Ontem, Barroso sinalizou a interlocutores que não pretende, em seu voto, dar
carta-branca para que o Senado enterre a CPI da Pandemia.
O
ministro pretende deixar claro que os parlamentares têm autonomia para instalar
o colegiado conforme os critérios que estabelecerem, mas isso não significa da
aval para que a CPI no Senado só seja instalada após o fim da pandemia.
Há,
no entanto, uma corrente, liderada pelo ministro Gilmar Mendes, que acredita
ser possível deixar a instalação da CPI para quando a pandemia arrefecer, caso
os senadores entendam que não há como viabilizar os trabalhos da comissão por videoconferência.

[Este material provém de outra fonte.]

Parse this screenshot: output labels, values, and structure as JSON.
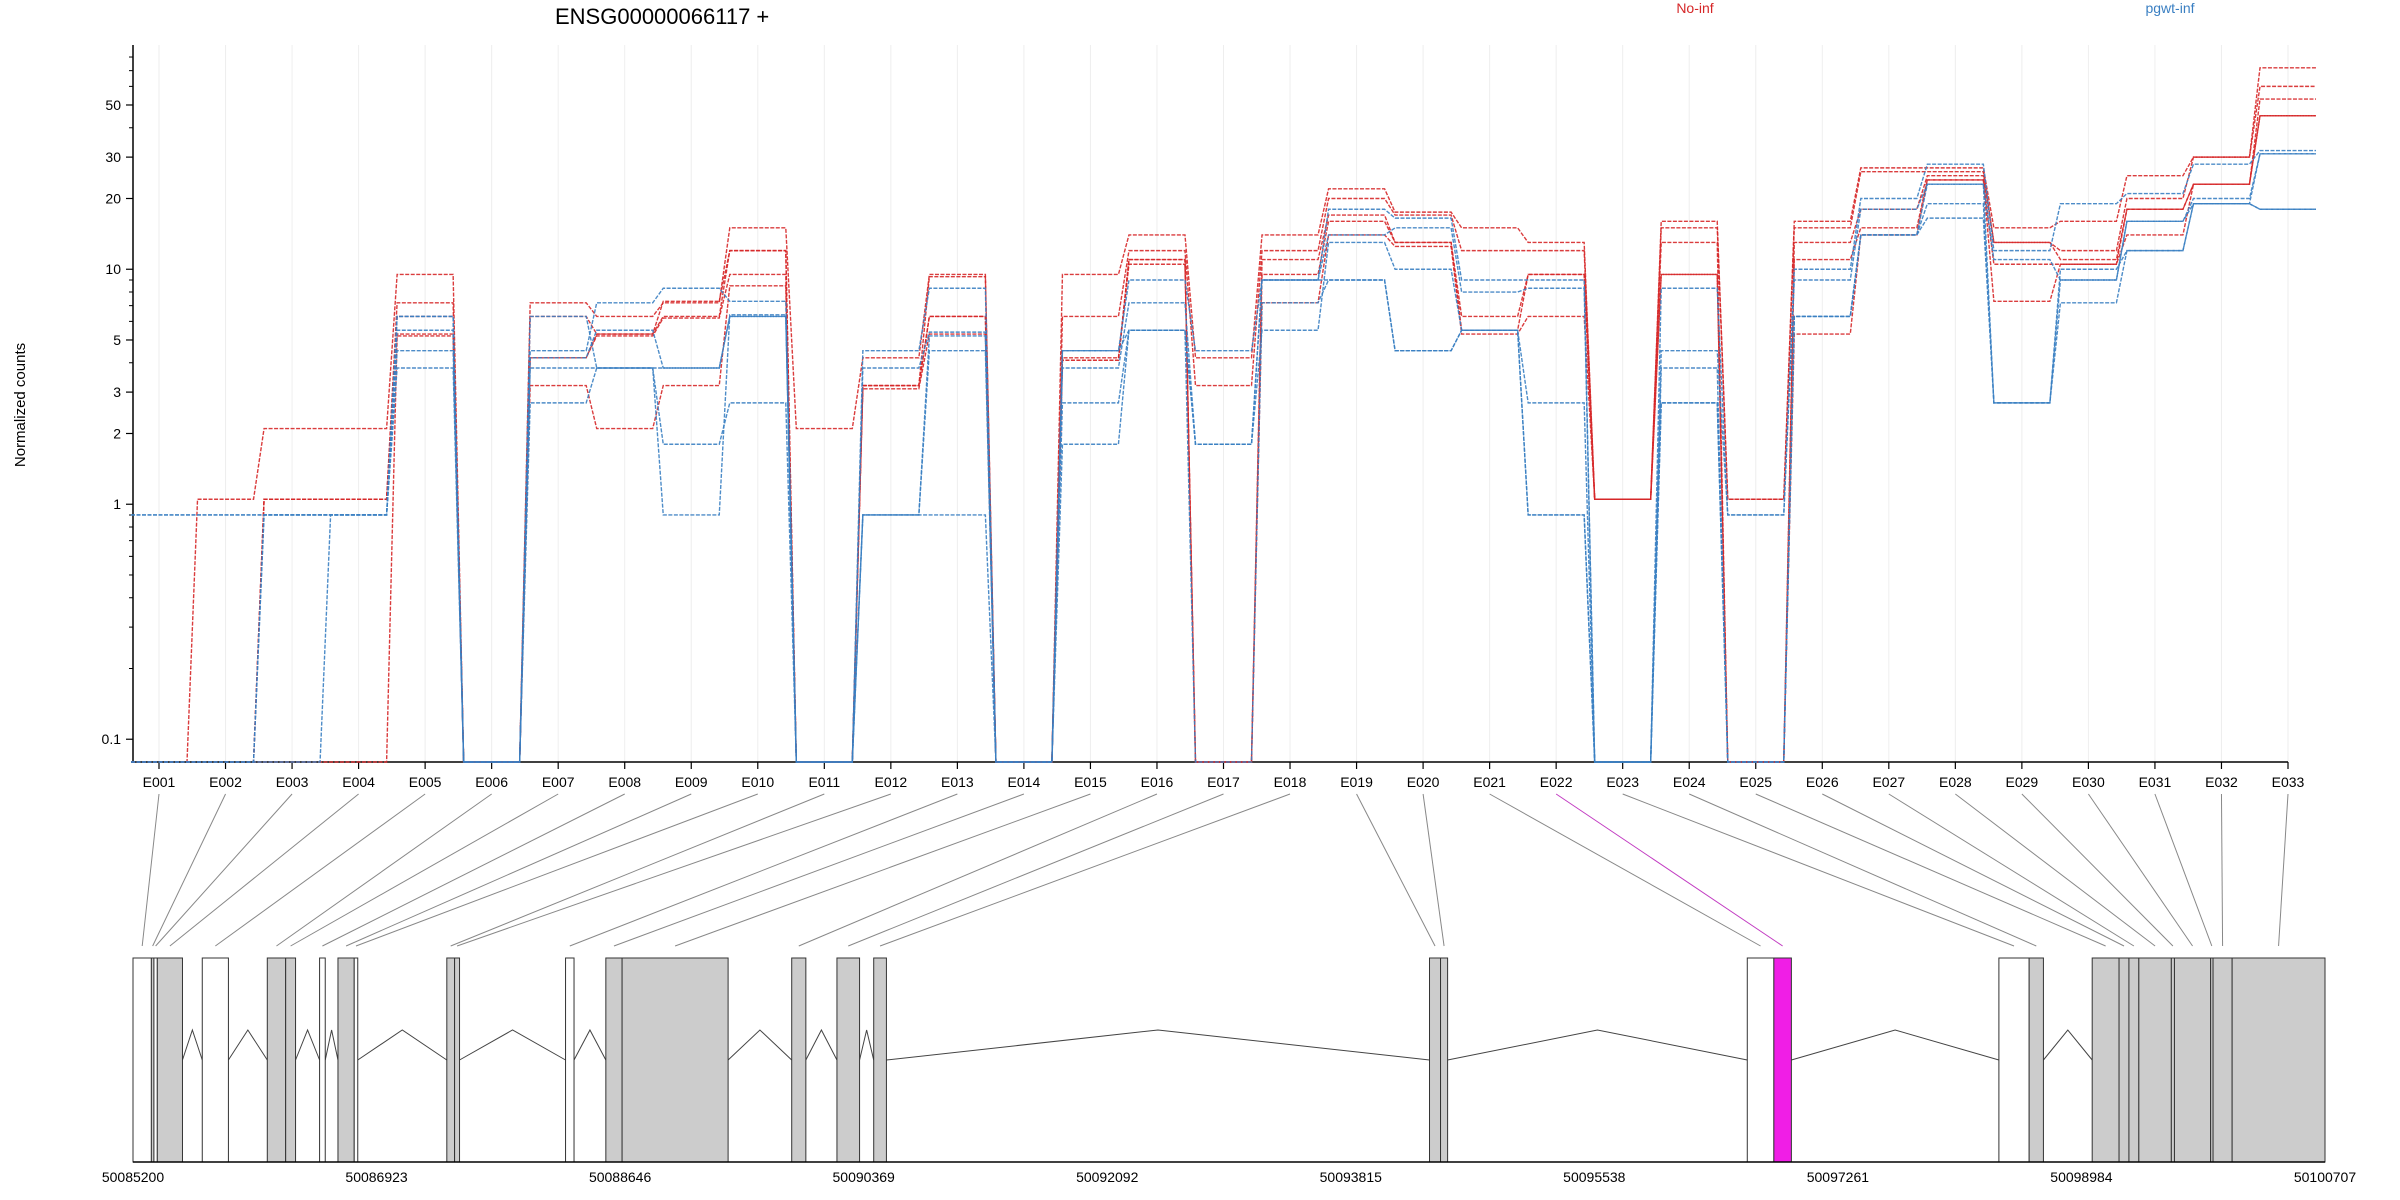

Não se descarta, na Corte, que o tema volte a ser judicializado no futuro, caso
manobras para não dar seguimento às investigações sejam colocadas em prática
pela base do governo.
Apesar
de toda essa costura, a oposição na Câmara dos Deputados ainda discute criar
CPIs paralelas. Neste sentido, partidos independentes e de esquerda se reunirão
hoje para afinar a melhor estratégia para ampliar a pressão contra Bolsonaro e
os demais integrantes do governo federal. A primeira opção seria apostar as
fichas na criação de uma CPI Mista, ou seja, integrada por deputados e
senadores.
A
avaliação é que o trabalho conjunto seria o melhor caminho para quebrar a
resistência do Centrão e da cúpula da Câmara e do Senado, já que as duas Casas
dividiriam tanto responsabilidades como alguns desgastes junto ao Palácio do
Planalto.
A
outra carta na mesa de negociações seria uma CPI exclusiva da Câmara,
especialmente por causa da operação de senadores governistas para ampliar o
escopo da CPI do Senado e colocar governadores e prefeitos “no campos dos
investigáveis”. Para eles, a estratégia de aliados de Bolsonaro é esvaziar as
apurações contra o presidente e a equipe ministerial. Em reunião com
parlamentares da esquerda, o presidente da Câmara, Arthur Lira (PP-AL),
reforçou ontem ser contrário à criação imediata de CPI da Casa e destacou não
ser o momento adequado para uma “caça às bruxas”.
Toda
essa disputa política culminou num revés para o senador Jorge Kajuru
(Cidadania-GO). O presidente nacional do Cidadania, Roberto Freire, anunciou
ontem que convidou o parlamentar a se desligar do partido e procurar outra
legenda para representá-lo. O motivo é o conteúdo das conversas entre ele e o
presidente Jair Bolsonaro, divulgado pelo próprio senador na noite de domingo. No
telefonema, Kajuru sinaliza, a pedido de Bolsonaro, intenção de ampliar o
escopo de investigação da CPI da Pandemia como forma de atingir governadores e
prefeitos. Para o Cidadania, o áudio é um “flagrante” crime de
responsabilidade.
O
senador goiano também foi alvo de uma representação por quebra de decoro no
Conselho de Ética apresentada pelo senador Flavio Bolsonaro (Republicanos -RJ).
Nas redes sociais, influenciadores digitais ligados ao bolsonaristas não
economizaram críticas e ofensas ao parlamentar.
Kajuru, entretanto, em entrevista ao jornalista José Luiz Datena, da TV Bandeirantes, afirmou que Bolsonaro sabia da gravação e da divulgação do áudio, desde às 12h40 de anteontem. Durante a entrevista, Kajuru divulgou trecho da conversa telefônica em que o presidente ofende Randolfe Rodrigues.